The American Association for Long-Term Care Insurance today started its 17th annual Long-Term Care Awareness Month campaign by trying to get the attention of agents, brokers, consumers, employers, insurers, policymakers, and anyone else who will listen about the critical importance of planning for long-term care (LTC) needs.
Scott Harrison, the executive director of an unrelated insurance industry group, the Affordable Life Insurance Alliance (ALIA), said one of his favorite aspects of the new U.S. Treasury Department review of federal insurance regulation is the emphasis on LTC finance reform.
Members of ALIA, a group that helped make principles-based reserving in the life and annuity sector a reality, do not have much involvement in long-term care insurance these days, but Harrison said thinking about the topic is critical for society as a whole.

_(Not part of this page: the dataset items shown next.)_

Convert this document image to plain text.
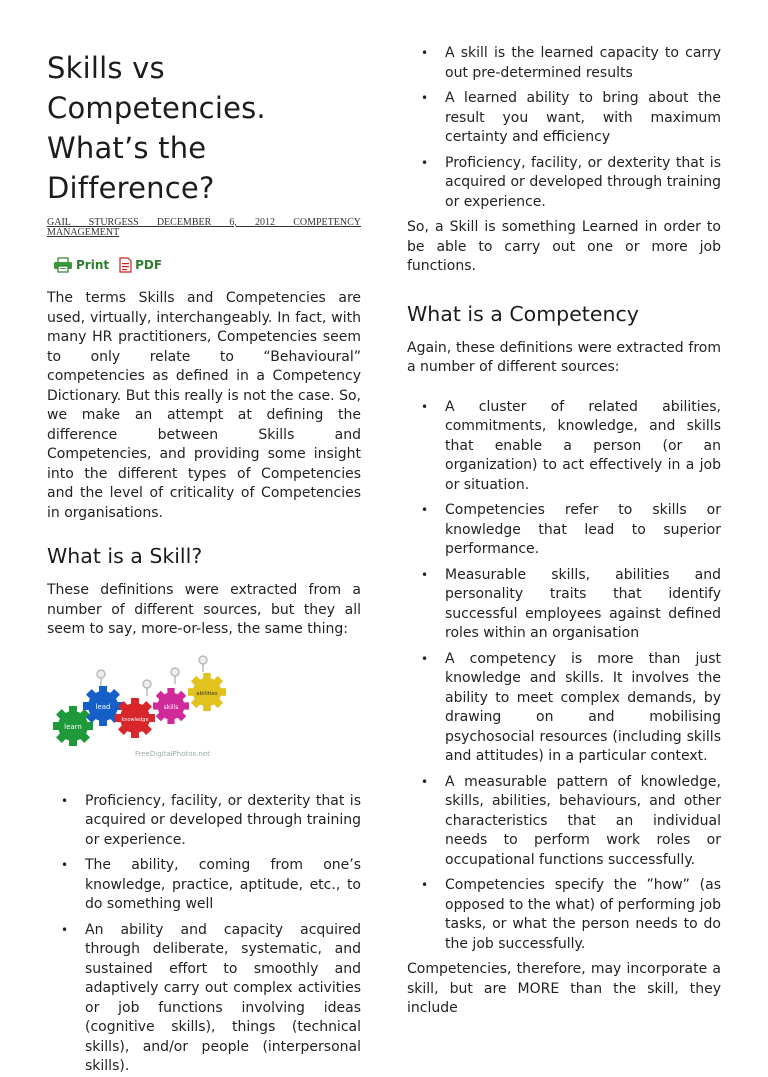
Skills vs Competencies. What’s the Difference?
GAIL STURGESS DECEMBER 6, 2012 COMPETENCY
MANAGEMENT
Print PDF

The terms Skills and Competencies are used, virtually, interchangeably. In fact, with many HR practitioners, Competencies seem to only relate to “Behavioural” competencies as defined in a Competency Dictionary. But this really is not the case. So, we make an attempt at defining the difference between Skills and Competencies, and providing some insight into the different types of Competencies and the level of criticality of Competencies in organisations.

What is a Skill?

These definitions were extracted from a number of different sources, but they all seem to say, more-or-less, the same thing:

learn
lead
knowledge
skills
abilities
FreeDigitalPhotos.net
• Proficiency, facility, or dexterity that is acquired or developed through training or experience.
• The ability, coming from one’s knowledge, practice, aptitude, etc., to do something well
• An ability and capacity acquired through deliberate, systematic, and sustained effort to smoothly and adaptively carry out complex activities or job functions involving ideas (cognitive skills), things (technical skills), and/or people (interpersonal skills).
• A skill is the learned capacity to carry out pre-determined results
• A learned ability to bring about the result you want, with maximum certainty and efficiency
• Proficiency, facility, or dexterity that is acquired or developed through training or experience.

So, a Skill is something Learned in order to be able to carry out one or more job functions.

What is a Competency

Again, these definitions were extracted from a number of different sources:

• A cluster of related abilities, commitments, knowledge, and skills that enable a person (or an organization) to act effectively in a job or situation.
• Competencies refer to skills or knowledge that lead to superior performance.
• Measurable skills, abilities and personality traits that identify successful employees against defined roles within an organisation
• A competency is more than just knowledge and skills. It involves the ability to meet complex demands, by drawing on and mobilising psychosocial resources (including skills and attitudes) in a particular context.
• A measurable pattern of knowledge, skills, abilities, behaviours, and other characteristics that an individual needs to perform work roles or occupational functions successfully.
• Competencies specify the ”how” (as opposed to the what) of performing job tasks, or what the person needs to do the job successfully.

Competencies, therefore, may incorporate a skill, but are MORE than the skill, they include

"You have a huge public funding crisis that's just on the horizon," Harrison said in an interview.
Two years ago, Harrison said, policymakers talked about that issue as an abstract, intellectual concept.
"Now," he said, "it's become much more personal."
Harrison said he was happy to see that kind of awareness spreading into the top levels of the Treasury Department, to the point that the department proposed creating a federal LTC task force, in the new regulatory review report.
"People are beginning to realize how serious these problems are," Harrison said.
ALIA has declared victory on the principle-based reserving issue and is shifting toward working on other issues that may help life and annuity issuers operate faster and more efficiently, without hurting solvency or consumer safety.